Commission Disclosure under the Prevention of Bribery Ordinance To review the respective legal opinions received by the three SROs and develop a solution acceptable to all parties involved, we will join forces to study the issue in question. We expect to complete the review within three months and be able to come up with a set of agreed action items so as to facilitate further discussion with the IA.

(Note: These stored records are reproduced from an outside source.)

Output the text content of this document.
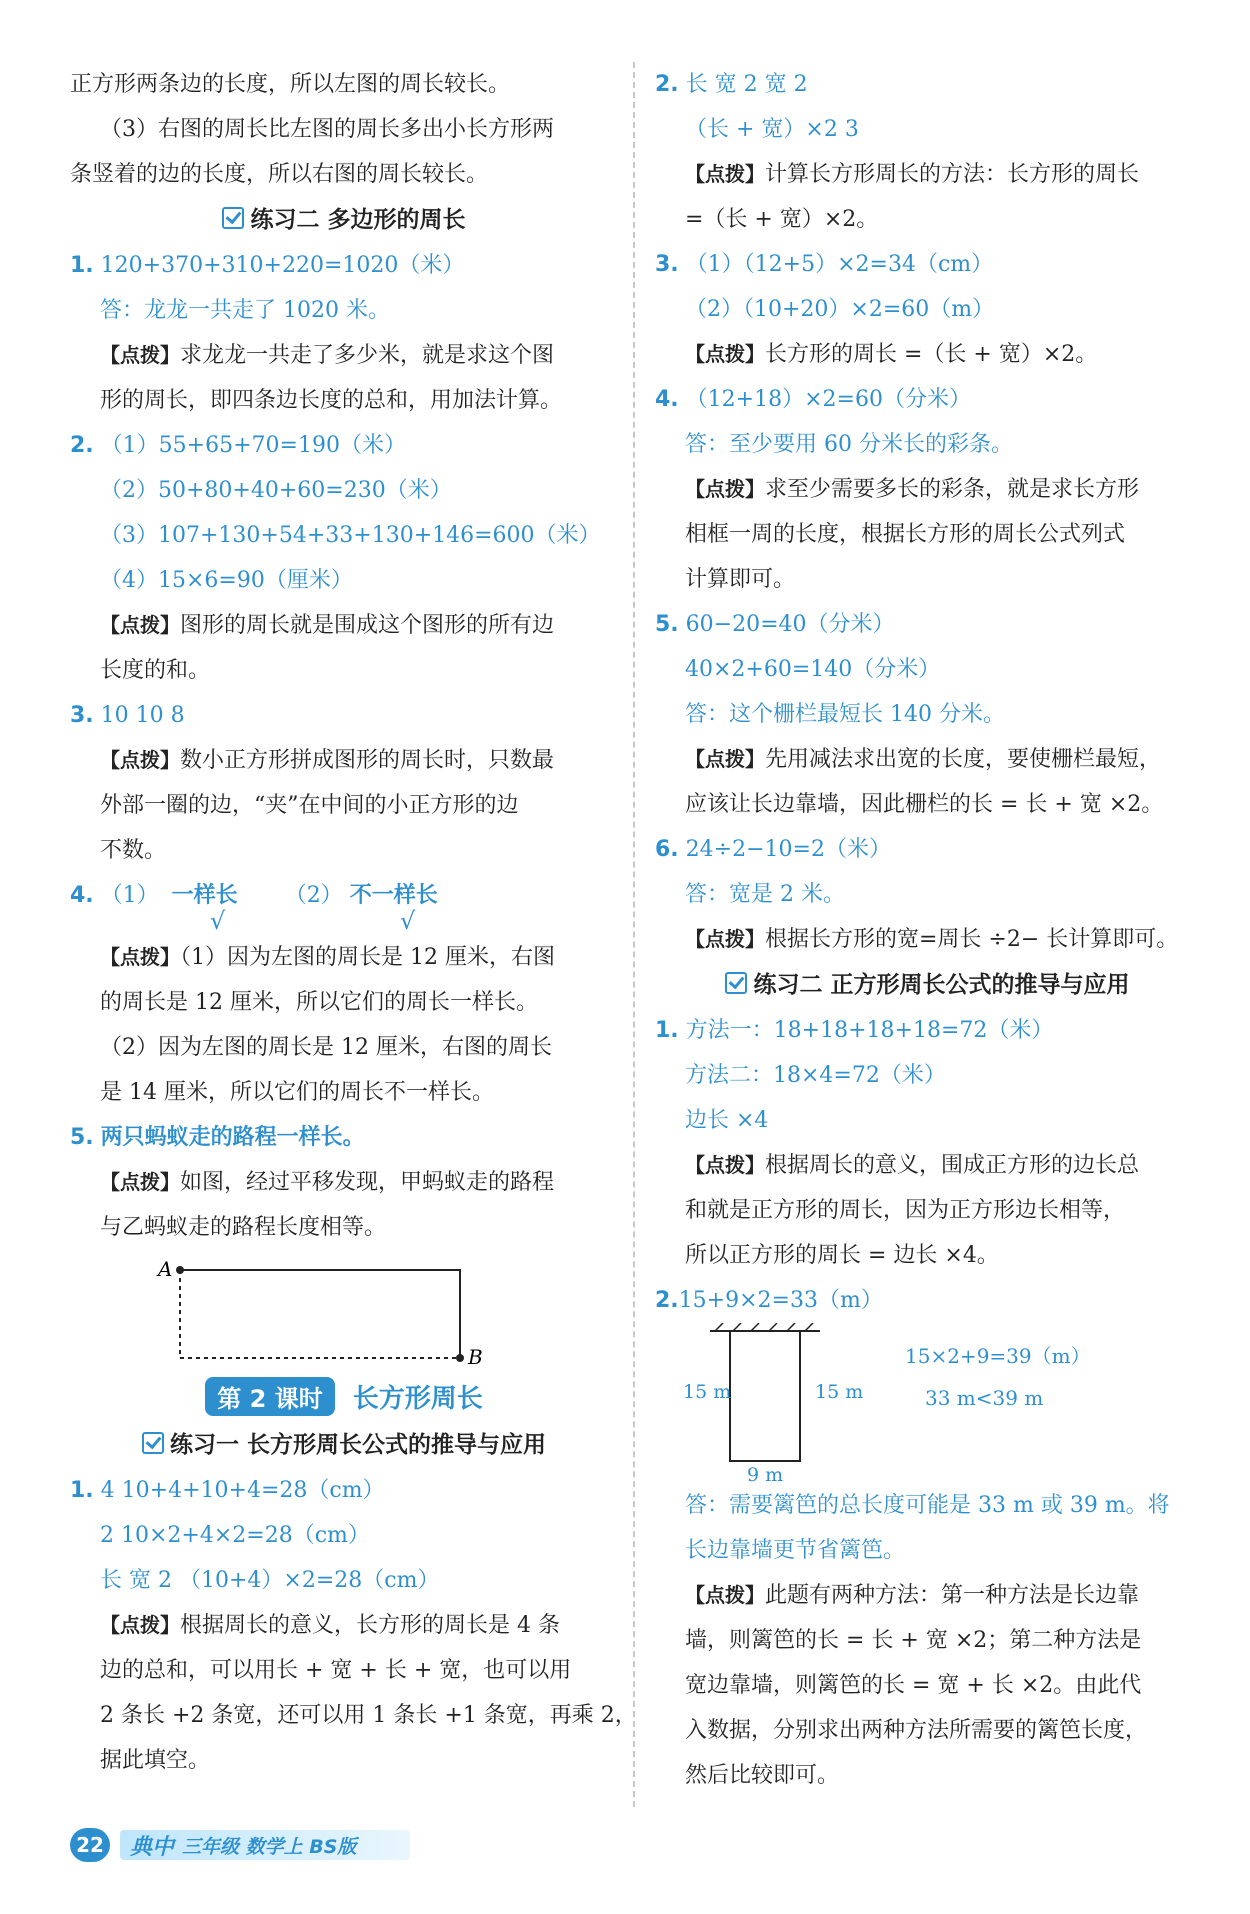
正方形两条边的长度，所以左图的周长较长。

（3）右图的周长比左图的周长多出小长方形两

条竖着的边的长度，所以右图的周长较长。

练习二 多边形的周长

1. 120+370+310+220=1020（米）

答：龙龙一共走了 1020 米。

【点拨】求龙龙一共走了多少米，就是求这个图

形的周长，即四条边长度的总和，用加法计算。

2. （1）55+65+70=190（米）

（2）50+80+40+60=230（米）

（3）107+130+54+33+130+146=600（米）

（4）15×6=90（厘米）

【点拨】图形的周长就是围成这个图形的所有边

长度的和。

3. 10 10 8

【点拨】数小正方形拼成图形的周长时，只数最

外部一圈的边，“夹”在中间的小正方形的边

不数。

4. （1） 一样长 （2） 不一样长

√	√

【点拨】（1）因为左图的周长是 12 厘米，右图

的周长是 12 厘米，所以它们的周长一样长。

（2）因为左图的周长是 12 厘米，右图的周长

是 14 厘米，所以它们的周长不一样长。

5. 两只蚂蚁走的路程一样长。

【点拨】如图，经过平移发现，甲蚂蚁走的路程

与乙蚂蚁走的路程长度相等。

A
B
第 2 课时	长方形周长

练习一 长方形周长公式的推导与应用

1. 4 10+4+10+4=28（cm）

2 10×2+4×2=28（cm）

长 宽 2 （10+4）×2=28（cm）

【点拨】根据周长的意义，长方形的周长是 4 条

边的总和，可以用长 + 宽 + 长 + 宽，也可以用

2 条长 +2 条宽，还可以用 1 条长 +1 条宽，再乘 2，

据此填空。

2. 长 宽 2 宽 2

（长 + 宽）×2 3

【点拨】计算长方形周长的方法：长方形的周长

=（长 + 宽）×2。

3. （1）（12+5）×2=34（cm）

（2）（10+20）×2=60（m）

【点拨】长方形的周长 =（长 + 宽）×2。

4. （12+18）×2=60（分米）

答：至少要用 60 分米长的彩条。

【点拨】求至少需要多长的彩条，就是求长方形

相框一周的长度，根据长方形的周长公式列式

计算即可。

5. 60−20=40（分米）

40×2+60=140（分米）

答：这个栅栏最短长 140 分米。

【点拨】先用减法求出宽的长度，要使栅栏最短，

应该让长边靠墙，因此栅栏的长 = 长 + 宽 ×2。

6. 24÷2−10=2（米）

答：宽是 2 米。

【点拨】根据长方形的宽=周长 ÷2− 长计算即可。

练习二 正方形周长公式的推导与应用

1. 方法一：18+18+18+18=72（米）

方法二：18×4=72（米）

边长 ×4

【点拨】根据周长的意义，围成正方形的边长总

和就是正方形的周长，因为正方形边长相等，

所以正方形的周长 = 边长 ×4。

2.15+9×2=33（m）

15 m	15 m
9 m
15×2+9=39（m）
33 m<39 m

答：需要篱笆的总长度可能是 33 m 或 39 m。将

长边靠墙更节省篱笆。

【点拨】此题有两种方法：第一种方法是长边靠

墙，则篱笆的长 = 长 + 宽 ×2；第二种方法是

宽边靠墙，则篱笆的长 = 宽 + 长 ×2。由此代

入数据，分别求出两种方法所需要的篱笆长度，

然后比较即可。

22 典中 三年级 数学上 BS版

Mandatory Provident Fund Schemes (MPF)

The Hong Kong Investment Funds Association, Hong Kong Trustees’ Association and the HKFI have set up a Joint Industry Group (JIG) and commissioned an independent study to review where MPF stands relative to defined contribution pension systems in other jurisdictions in terms of fund options, fund performance and fees. It also provides an opportunity to see how the MPF system may be improved based on what we learn from more mature systems globally. A briefing was held on 22 May to advise Life Insurance Members of the findings, which was followed by a media conference on 24 May to publicly release the consultancy report entitled, “The Evolving MPF system: an Objective Assessment”. The study, conducted by Ernst & Young, compares Hong Kong’s MPF to its counterpart in Australia, Chile, Singapore and the United Kingdom. The findings showed that: • Hong Kong’s MPF has progressed very well through the first decade of development supported by a robust infrastructure; • Investment performance compared well to the above jurisdictions over one-year and five-year periods. • Fund management fees compare favourably with those charged in the above systems. Total fees are also in line with other jurisdictions at a similar stage of development. • With a change of Chief Executive and a greater awareness of the issues that will emerge from an ageing population, this is an opportune time to map out a path forward. • Lack of incentive for investment advice impacts members’ retirement benefits. All in all, without the MPF System, Hong Kong would be ill prepared to consider the issues that will arise from a rapidly ageing population. The JIG hopes to see more debate as to how to make the current MPF system even better to ensure people of Hong Kong can enjoy a well earned retirement.